The fundamental difference is constructive:

  • The knitwear It is built With rings And it was born in volume
  • the woven It is built At crossroads And it was born on a piano

This distinction underlies everything that follows.

Property and behavior compared

The behavior of the two materials is profoundly different even once worn.

La knitwear it is a 'living' material:
moves with the body, adapts, follows the shapes and returns a feeling of comfort and naturalness.

The woven, on the other hand, maintains the shape given to it during the design phase:
defines the silhouette, structures the garment and guarantees stability over time.

This difference directly affects:

  • The fit
  • The comfort
  • freedom of movement
  • the qualitative perception of the garment
Feature Knitwear Woven Fabric
Elasticity High – naturally stretches and recovers Low – mainly on the bias
Comfort Soft, flexible; adapts to the body Structured; less flexible
Breathability Generally high (more open structure) Variable, depending on density and weave
Durability Medium – may lose shape with prolonged wear High – maintains shape and structure over time
Production waste Minimal when fully-fashioned or whole-garment (zero cut) Higher due to cutting and pattern layout waste

Applications and intended use

Each technique meets different needs and is applied in specific areas.

When to choose knitwear

Knitwear is ideal for garments that require:

  • softness and comfort
  • elasticity and adaptability
  • freedom of movement

Typical applications:

  • t-shirts, polos and tops
  • sweaters, cardigans and turtlenecks
  • loungewear, sportswear and activewear

When to prefer fabric

The fabric is more suitable for garments that need:

  • structure
  • Line accuracy
  • dimensional stability

Typical applications:

  • shirts and pants
  • tailored blazers, jackets and outerwear
  • technical clothing and accessories

In a complete wardrobe, the two categories coexist:
knitwear dresses the body, the fabric defines its shape.

Sustainability and production cycle

One of the most significant advantages of knitwear is the possibility of developing garments Low or no waste, especially when using techniques such as Full-fashioned or Wholegarment.

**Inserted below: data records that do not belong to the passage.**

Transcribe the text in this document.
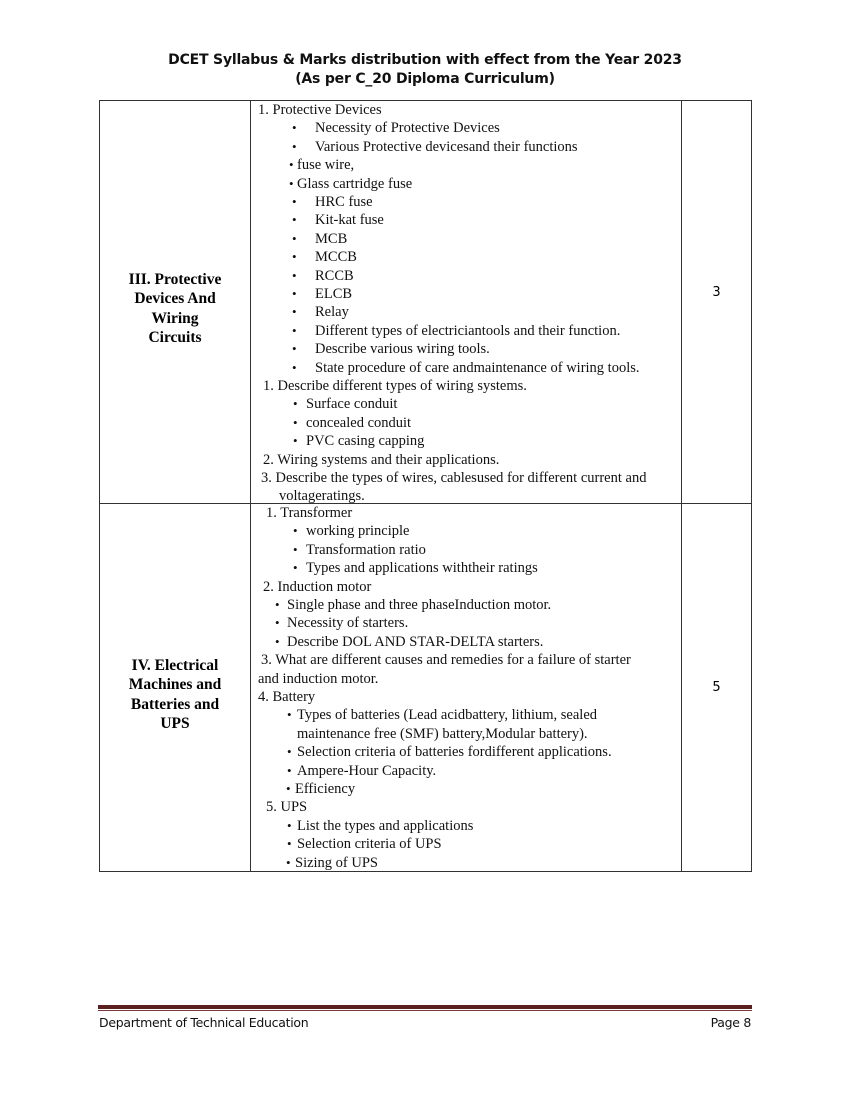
DCET Syllabus & Marks distribution with effect from the Year 2023
(As per C_20 Diploma Curriculum)
III. Protective
Devices And
Wiring
Circuits
3
IV. Electrical
Machines and
Batteries and
UPS
5
1. Protective Devices
• Necessity of Protective Devices
• Various Protective devicesand their functions
• fuse wire,
• Glass cartridge fuse
• HRC fuse
• Kit-kat fuse
• MCB
• MCCB
• RCCB
• ELCB
• Relay
• Different types of electriciantools and their function.
• Describe various wiring tools.
• State procedure of care andmaintenance of wiring tools.
1. Describe different types of wiring systems.
• Surface conduit
• concealed conduit
• PVC casing capping
2. Wiring systems and their applications.
3. Describe the types of wires, cablesused for different current and
voltageratings.
1. Transformer
• working principle
• Transformation ratio
• Types and applications withtheir ratings
2. Induction motor
• Single phase and three phaseInduction motor.
• Necessity of starters.
• Describe DOL AND STAR-DELTA starters.
3. What are different causes and remedies for a failure of starter
and induction motor.
4. Battery
• Types of batteries (Lead acidbattery, lithium, sealed
maintenance free (SMF) battery,Modular battery).
• Selection criteria of batteries fordifferent applications.
• Ampere-Hour Capacity.
• Efficiency
5. UPS
• List the types and applications
• Selection criteria of UPS
• Sizing of UPS
Department of Technical Education	Page 8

In these cases, the panel - or even the entire garment - is produced directly in the final shape, without the need for cutting, drastically reducing the waste of material.

The fabric, on the other hand, always requires a step of cutting and placing models, which inevitably generates waste and a greater consumption of resources.

With a view to circular and responsible design, knitwear represents one of the most efficient solutions consistent with the principles of Contemporary Made in Italy.

Conclusion

Knitwear and fabric are not alternatives, but complementary production approaches.
The first is fluid, adaptable and dynamic.
The second is structured, stable and defined.

Knowing the differences means designing more consistent, functional and sustainable garments, avoiding technical choices that can compromise quality, time and costs.

In Max Company Every day we combine research, innovation and tradition to transform yarn into tailor-made solutions for high-end brands.
From concept to final production, we support designers and product developers in the development of knitwear collections that combine creative value and operational reliability.

Do you want to learn more?

Find out how our team can support you in the technical-creative development of your next knitwear collection.

Mano che disegna uno schizzo di un capo di maglieria su carta con una matita brandizzata "Max Company". Sullo sfondo, un grande rocchetto di filato giallo.